The web-2.0 Ajax Comet use-cases have been getting most the attention when it comes to asynchronous features of servlet containers. The Asynchronous features are needed so that a request may wait without a thread allocated while waiting for a comet event to deliver to the Ajax client.
However, there are some compelling use-cases for traditional web-1.0 applications to benefit greatly from asynchronous features. Previously I have looked at how threadless waiting for resources can improve quality of service. In this blog, I look at how an asynchronous servlet container like Jetty can greatly improve the scalability for serving medium and large content. Furthermore, I reveal how your benchmarking is probably not giving you the full story when it comes to scalability.
When applications are benchmarked and/or stress tested, it is frequently the case that while the server environment is a good approximation of the deployment environment, the simulated client environment is by necessity only a very rough approximation of the real world. Consider the network speed between test client and test server, this is frequently a 100Mbs (or even a gigabit) LAN connection. Unfortunately the load profile of 1000 simulated users share 1 fast connection can be vastly different from that of 1000 real users on 1000 ISP limited connections.
Assuming all users are broadband and that average transfer rates can be maintained at an average of 1Mbs. This means that content can take over 100 times as long to transfer over an ISP limited connection than over a fast local LAN. This means that a 20KB logo takes 0.15s to serve, the 250KB content of a typical home page takes 1.9s, a 1MB images takes 8s and a 5MB mpeg or pdf takes 40s
The problem with this latency, is that blocking servlet containers will need to allocate a thread while that content is being flushed to the client. If a blocking container is serving 10 mpegs per second then 400 threads could be needed by a non-asynchronous server just to flush the content! Serving 20KB dynamic content to 1000 requests per second needs 156 threads dedicated to flushing content above and beyond the threads needed to receive requests, handling them and generate the responses.
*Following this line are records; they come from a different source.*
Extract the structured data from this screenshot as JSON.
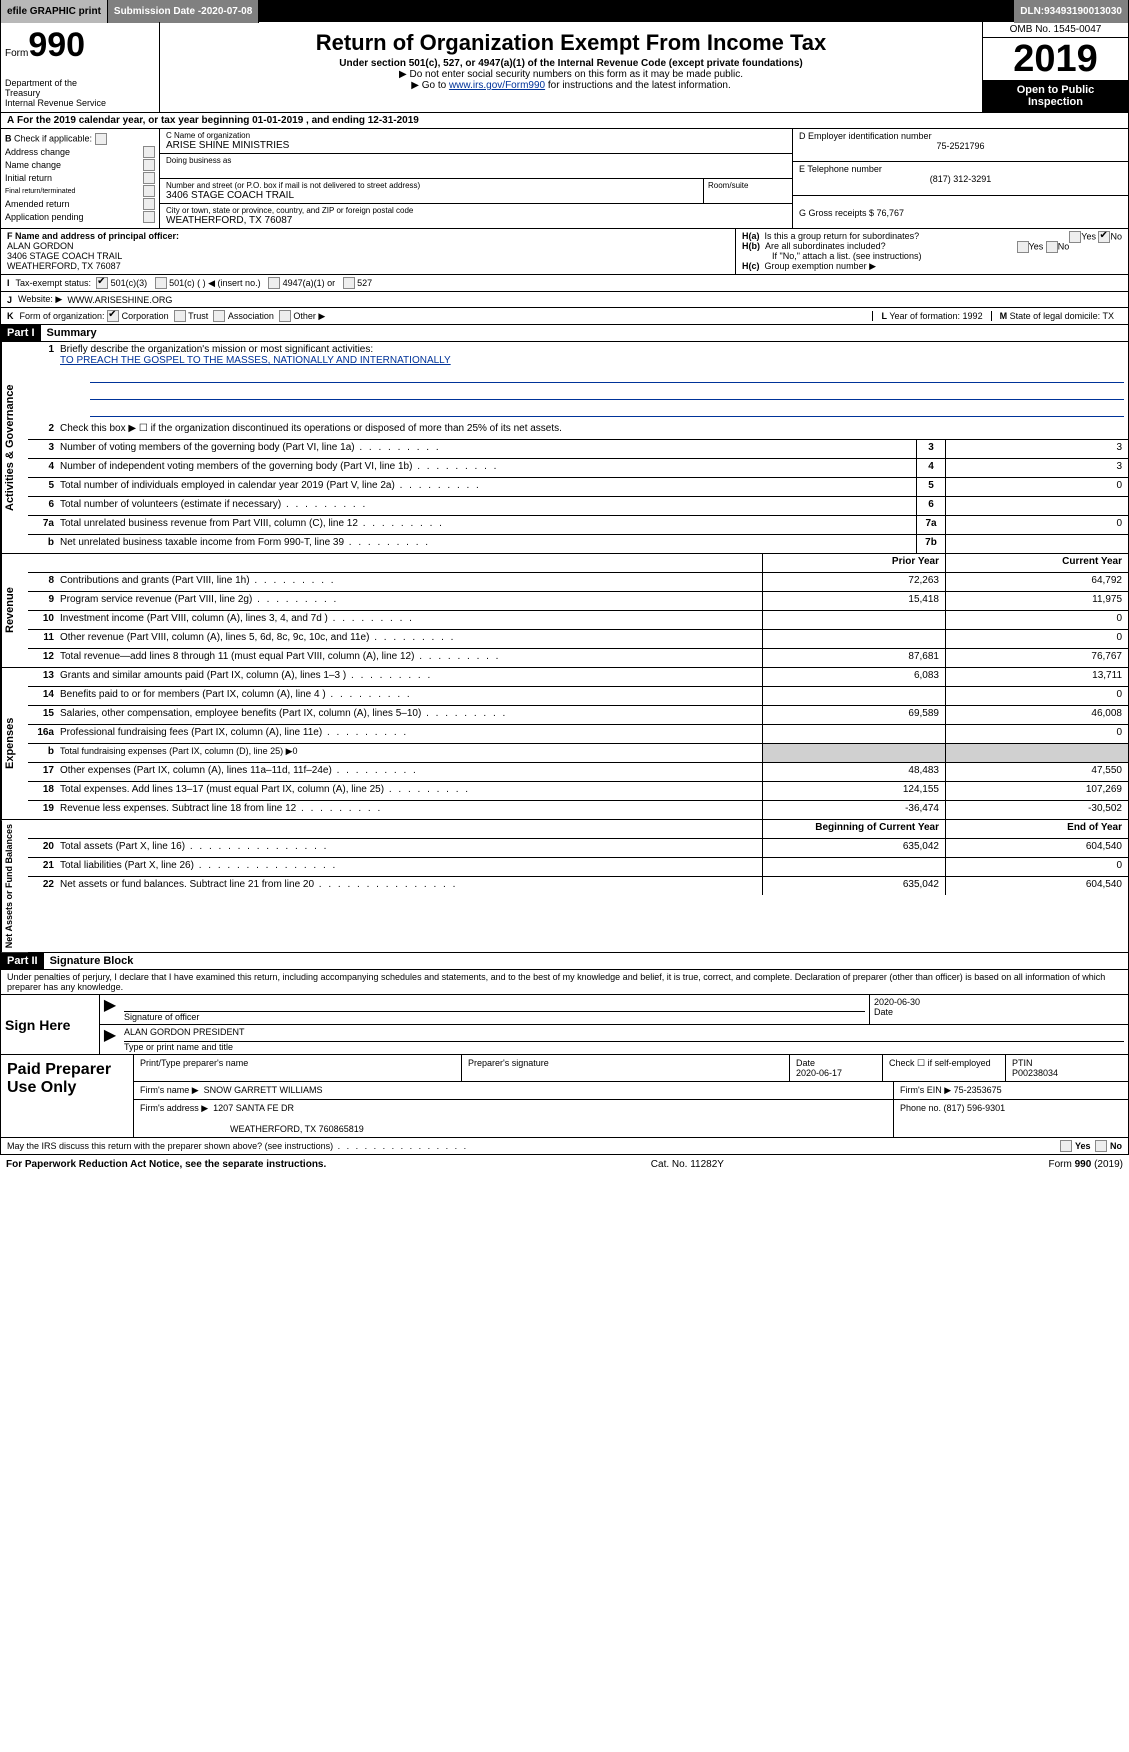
{
  "topbar": {
    "efile": "efile GRAPHIC print",
    "submission_label": "Submission Date - ",
    "submission_date": "2020-07-08",
    "dln_label": "DLN: ",
    "dln": "93493190013030"
  },
  "header": {
    "form_prefix": "Form",
    "form_number": "990",
    "dept1": "Department of the",
    "dept2": "Treasury",
    "dept3": "Internal Revenue Service",
    "title": "Return of Organization Exempt From Income Tax",
    "sub": "Under section 501(c), 527, or 4947(a)(1) of the Internal Revenue Code (except private foundations)",
    "line2_arrow": "▶ Do not enter social security numbers on this form as it may be made public.",
    "line3_pre": "▶ Go to ",
    "line3_link": "www.irs.gov/Form990",
    "line3_post": " for instructions and the latest information.",
    "omb": "OMB No. 1545-0047",
    "year": "2019",
    "open1": "Open to Public",
    "open2": "Inspection"
  },
  "lineA": {
    "a": "A",
    "text_pre": "For the 2019 calendar year, or tax year beginning ",
    "begin": "01-01-2019",
    "mid": ", and ending ",
    "end": "12-31-2019"
  },
  "colB": {
    "b": "B",
    "check_label": "Check if applicable:",
    "items": [
      "Address change",
      "Name change",
      "Initial return",
      "Final return/terminated",
      "Amended return",
      "Application pending"
    ]
  },
  "colC": {
    "name_label": "C Name of organization",
    "name": "ARISE SHINE MINISTRIES",
    "dba_label": "Doing business as",
    "dba": "",
    "street_label": "Number and street (or P.O. box if mail is not delivered to street address)",
    "street": "3406 STAGE COACH TRAIL",
    "room_label": "Room/suite",
    "city_label": "City or town, state or province, country, and ZIP or foreign postal code",
    "city": "WEATHERFORD, TX  76087"
  },
  "colD": {
    "d_label": "D Employer identification number",
    "ein": "75-2521796",
    "e_label": "E Telephone number",
    "phone": "(817) 312-3291",
    "g_label": "G Gross receipts $ ",
    "gross": "76,767"
  },
  "f": {
    "label": "F Name and address of principal officer:",
    "name": "ALAN GORDON",
    "street": "3406 STAGE COACH TRAIL",
    "city": "WEATHERFORD, TX  76087"
  },
  "h": {
    "ha": "H(a)",
    "ha_text": "Is this a group return for subordinates?",
    "hb": "H(b)",
    "hb_text": "Are all subordinates included?",
    "hb_note": "If \"No,\" attach a list. (see instructions)",
    "hc": "H(c)",
    "hc_text": "Group exemption number ▶",
    "yes": "Yes",
    "no": "No"
  },
  "i": {
    "lbl": "I",
    "text": "Tax-exempt status:",
    "opts": [
      "501(c)(3)",
      "501(c) (  ) ◀ (insert no.)",
      "4947(a)(1) or",
      "527"
    ]
  },
  "j": {
    "lbl": "J",
    "text": "Website: ▶",
    "val": "WWW.ARISESHINE.ORG"
  },
  "k": {
    "lbl": "K",
    "text": "Form of organization:",
    "opts": [
      "Corporation",
      "Trust",
      "Association",
      "Other ▶"
    ]
  },
  "l": {
    "lbl": "L",
    "text": "Year of formation: ",
    "val": "1992"
  },
  "m": {
    "lbl": "M",
    "text": "State of legal domicile: ",
    "val": "TX"
  },
  "part1": {
    "hdr": "Part I",
    "title": "Summary"
  },
  "mission": {
    "num": "1",
    "label": "Briefly describe the organization's mission or most significant activities:",
    "text": "TO PREACH THE GOSPEL TO THE MASSES, NATIONALLY AND INTERNATIONALLY"
  },
  "gov_side": "Activities & Governance",
  "rev_side": "Revenue",
  "exp_side": "Expenses",
  "net_side": "Net Assets or Fund Balances",
  "rows_gov": [
    {
      "n": "2",
      "d": "Check this box ▶ ☐ if the organization discontinued its operations or disposed of more than 25% of its net assets."
    },
    {
      "n": "3",
      "d": "Number of voting members of the governing body (Part VI, line 1a)",
      "box": "3",
      "v": "3"
    },
    {
      "n": "4",
      "d": "Number of independent voting members of the governing body (Part VI, line 1b)",
      "box": "4",
      "v": "3"
    },
    {
      "n": "5",
      "d": "Total number of individuals employed in calendar year 2019 (Part V, line 2a)",
      "box": "5",
      "v": "0"
    },
    {
      "n": "6",
      "d": "Total number of volunteers (estimate if necessary)",
      "box": "6",
      "v": ""
    },
    {
      "n": "7a",
      "d": "Total unrelated business revenue from Part VIII, column (C), line 12",
      "box": "7a",
      "v": "0"
    },
    {
      "n": "b",
      "d": "Net unrelated business taxable income from Form 990-T, line 39",
      "box": "7b",
      "v": ""
    }
  ],
  "col_prior": "Prior Year",
  "col_current": "Current Year",
  "rows_rev": [
    {
      "n": "8",
      "d": "Contributions and grants (Part VIII, line 1h)",
      "p": "72,263",
      "c": "64,792"
    },
    {
      "n": "9",
      "d": "Program service revenue (Part VIII, line 2g)",
      "p": "15,418",
      "c": "11,975"
    },
    {
      "n": "10",
      "d": "Investment income (Part VIII, column (A), lines 3, 4, and 7d )",
      "p": "",
      "c": "0"
    },
    {
      "n": "11",
      "d": "Other revenue (Part VIII, column (A), lines 5, 6d, 8c, 9c, 10c, and 11e)",
      "p": "",
      "c": "0"
    },
    {
      "n": "12",
      "d": "Total revenue—add lines 8 through 11 (must equal Part VIII, column (A), line 12)",
      "p": "87,681",
      "c": "76,767"
    }
  ],
  "rows_exp": [
    {
      "n": "13",
      "d": "Grants and similar amounts paid (Part IX, column (A), lines 1–3 )",
      "p": "6,083",
      "c": "13,711"
    },
    {
      "n": "14",
      "d": "Benefits paid to or for members (Part IX, column (A), line 4 )",
      "p": "",
      "c": "0"
    },
    {
      "n": "15",
      "d": "Salaries, other compensation, employee benefits (Part IX, column (A), lines 5–10)",
      "p": "69,589",
      "c": "46,008"
    },
    {
      "n": "16a",
      "d": "Professional fundraising fees (Part IX, column (A), line 11e)",
      "p": "",
      "c": "0"
    },
    {
      "n": "b",
      "d": "Total fundraising expenses (Part IX, column (D), line 25) ▶0",
      "shaded": true
    },
    {
      "n": "17",
      "d": "Other expenses (Part IX, column (A), lines 11a–11d, 11f–24e)",
      "p": "48,483",
      "c": "47,550"
    },
    {
      "n": "18",
      "d": "Total expenses. Add lines 13–17 (must equal Part IX, column (A), line 25)",
      "p": "124,155",
      "c": "107,269"
    },
    {
      "n": "19",
      "d": "Revenue less expenses. Subtract line 18 from line 12",
      "p": "-36,474",
      "c": "-30,502"
    }
  ],
  "col_begin": "Beginning of Current Year",
  "col_end": "End of Year",
  "rows_net": [
    {
      "n": "20",
      "d": "Total assets (Part X, line 16)",
      "p": "635,042",
      "c": "604,540"
    },
    {
      "n": "21",
      "d": "Total liabilities (Part X, line 26)",
      "p": "",
      "c": "0"
    },
    {
      "n": "22",
      "d": "Net assets or fund balances. Subtract line 21 from line 20",
      "p": "635,042",
      "c": "604,540"
    }
  ],
  "part2": {
    "hdr": "Part II",
    "title": "Signature Block"
  },
  "perjury": "Under penalties of perjury, I declare that I have examined this return, including accompanying schedules and statements, and to the best of my knowledge and belief, it is true, correct, and complete. Declaration of preparer (other than officer) is based on all information of which preparer has any knowledge.",
  "sign": {
    "here": "Sign Here",
    "sig_label": "Signature of officer",
    "date_label": "Date",
    "date": "2020-06-30",
    "name": "ALAN GORDON  PRESIDENT",
    "name_label": "Type or print name and title"
  },
  "prep": {
    "label": "Paid Preparer Use Only",
    "col1": "Print/Type preparer's name",
    "col2": "Preparer's signature",
    "col3": "Date",
    "date": "2020-06-17",
    "col4_pre": "Check ☐ if self-employed",
    "col5": "PTIN",
    "ptin": "P00238034",
    "firm_label": "Firm's name   ▶",
    "firm": "SNOW GARRETT WILLIAMS",
    "ein_label": "Firm's EIN ▶ ",
    "ein": "75-2353675",
    "addr_label": "Firm's address ▶",
    "addr1": "1207 SANTA FE DR",
    "addr2": "WEATHERFORD, TX  760865819",
    "phone_label": "Phone no. ",
    "phone": "(817) 596-9301"
  },
  "discuss": {
    "text": "May the IRS discuss this return with the preparer shown above? (see instructions)",
    "yes": "Yes",
    "no": "No"
  },
  "footer": {
    "left": "For Paperwork Reduction Act Notice, see the separate instructions.",
    "mid": "Cat. No. 11282Y",
    "right_pre": "Form ",
    "right_form": "990",
    "right_post": " (2019)"
  }
}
While servlets are blocking, Jetty 6 has asynchronous features that allow threads to be freed while content is being flushed after a servlet has returned from service. If the content being served is static content, then an NIO memory mapped buffer is used to directly send the content to the Socket Channel, a thread is only allocated to handle the initial request and the remainder of the content is flushed by the JVM and operating system without any user threads being allocated.
For dynamic content, Jetty 6 will buffer content until the buffer is filled, the servlet flushes the buffer or the servlet returns from the service method. In this later case, Jetty is able to flush the buffer asynchronously and only allocate a thread for the short period needed to initiate the write of each block of data. Because of Jetty’s flexible buffer allocation mechanism, large content buffers can be allocated which will mean that servlets will frequently run to completion without blocking and then the generated content is asynchronously flushed.
For example, I ran Jetty 6 on a mid-sized amazon EC2 node serving 20KB dynamic content at 80 requests per second. Over an 8Mbs link with a 180ms ping time over 40 threads were needed to when running in blocking mode (content flushed by servlet). In asynchronous mode, the content was served with only 2 threads! When the same test was run locally, 2 threads were sufficient in both cases.
So in summary, there are two morals to this blog! Firstly asynchronous features can have a significant impact on the scalability of your web application, even if you are not using any Ajax clients. Secondly, running benchmarks on fast networks may give you a very false reading on the true scalability of your application.